As researchers scour numerous databases to combat the threat of coronavirus, timely access to the right data has become critical. With the urgency of this public health crisis intensifying, it has become imperative that access to reliable public data be made open. These, in turn, are likely to bring about crucial collaborations within the global research community to discover new insights to tackle the outbreak.
Open datasets — in their original, unabridged form — are essential to obtain a deeper understanding of the current crisis. This data, coupled with technological interventions like AI and natural language processing, has made it possible to improve forecasting models, make valuable predictions, and analyse the impact of the coronavirus.
What is more, given that the crisis is an ongoing problem that throws up new findings on a regular basis, maintaining reliable data assets that researchers can turn to has become paramount. Responding to the urgency of this crisis, several big organisations, including Google and Amazon, have offered researchers free access to their open datasets. Adding to a treasure trove of datasets gathered from a coalition of leading research groups, as well as leading institutes like John Hopkins, let us take a look at datasets that were recently released on Covid-19:
Google’s Covid-19 Public Dataset Program
With effect until September 15, Google has opened access to its repository of Covid-19 public datasets. Aimed at researchers, data scientists, and data analysts for research and educational purposes, the company has also encouraged them to use BigQuery ML to train advanced ML models for free under this program.
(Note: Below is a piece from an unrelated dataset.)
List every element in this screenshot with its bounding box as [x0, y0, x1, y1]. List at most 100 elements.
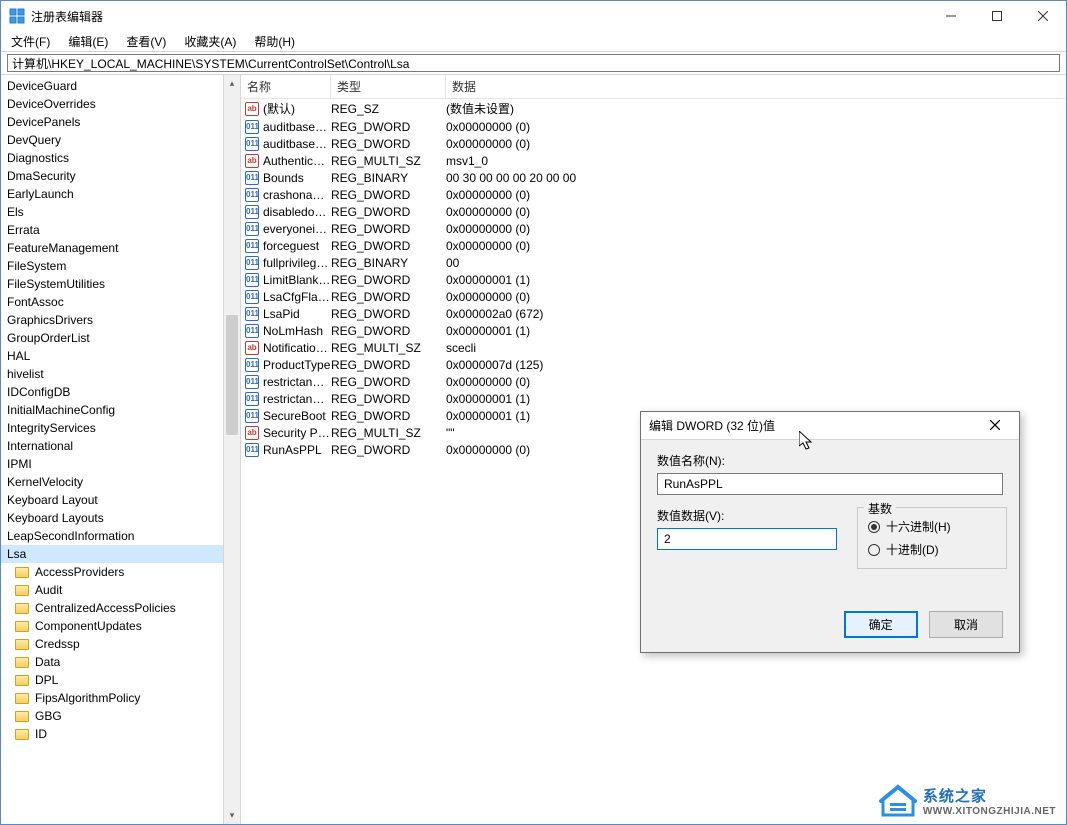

According to Google, this will allow greater participation among researchers as they collaborate to collectively combat this crisis. With the launch of this program, researchers and data scientists can access data from the Google Cloud Console. In addition to a description of the data, it also carries sample queries to advance research.
AWS Covid-19 Data Lake
Amazon recently announced that it has made a public AWS data lake around Covid-19 available for free. Calling it a central repository for ‘up-to-date and curated datasets’ on the disease, it allows researchers to study and analyse the data in one place in an efficient manner.
Hosted on the AWS cloud, the AWS Covid-19 data lake carries data from Johns Hopkins, The New York Times, and information from over 45,000 research articles covering the disease. The company claims to be regularly updating this repository with sources increasingly making their data public.
World Bank’s Covid-19 Data Catalog
The World Bank has joined tech companies and other institutions that are maintaining datasets, which researchers can take advantage of to appropriately respond to the Covid-19 pandemic. It has been curating datasets across various sectors, including healthcare and finance.
According to the institute, the datasets in the Covid-19 subset were sourced from World Bank Group research, various publications as well as through metadata analysis using relevant keywords.
CAS Open Access Dataset
The American Chemical Society’s data division CAS has open-sourced its antiviral dataset to support research into Covid-19 treatments. This dataset carries information on 50,000 compounds that potentially have antiviral properties.
According to CAS, the dataset can enable researchers to use previously published chemical knowledge with emerging technologies like AI to accelerate research on treatments for Covid-19.
EU’s COVID-19 Coronavirus Data
This dataset, maintained by the European Centre For Disease Prevention And Control (ECDC), hosts the latest available data on Covid-19. This comprises, but is not limited to, the epidemiological curve and the geographical distribution of cases across the EU and the world.
ECDC has been curating data around the numbers of active Covid-19 cases and related deaths using reports from global health authorities. The institute has been monitoring the outbreak with a keen eye to constantly refine this process, and ensure the accuracy of the data.
On the key approaches taken to screen Covid-19 infected patients has been to use chest radiography images. This has spurred a number of AI systems that show promising results when it comes to accurately detect Covid-19 infections using these images.Since these deep learning-based AI systems have been closed to the public, these proposed solutions and discoveries are available to the wider research community with Covid-Net. It is a deep convolutional neural network design for the detection of this disease using a dataset comprising chest radiography images. As of now, this dataset contains ‘13,800 chest radiography images across 13,725 patient cases from three open access data repositories.’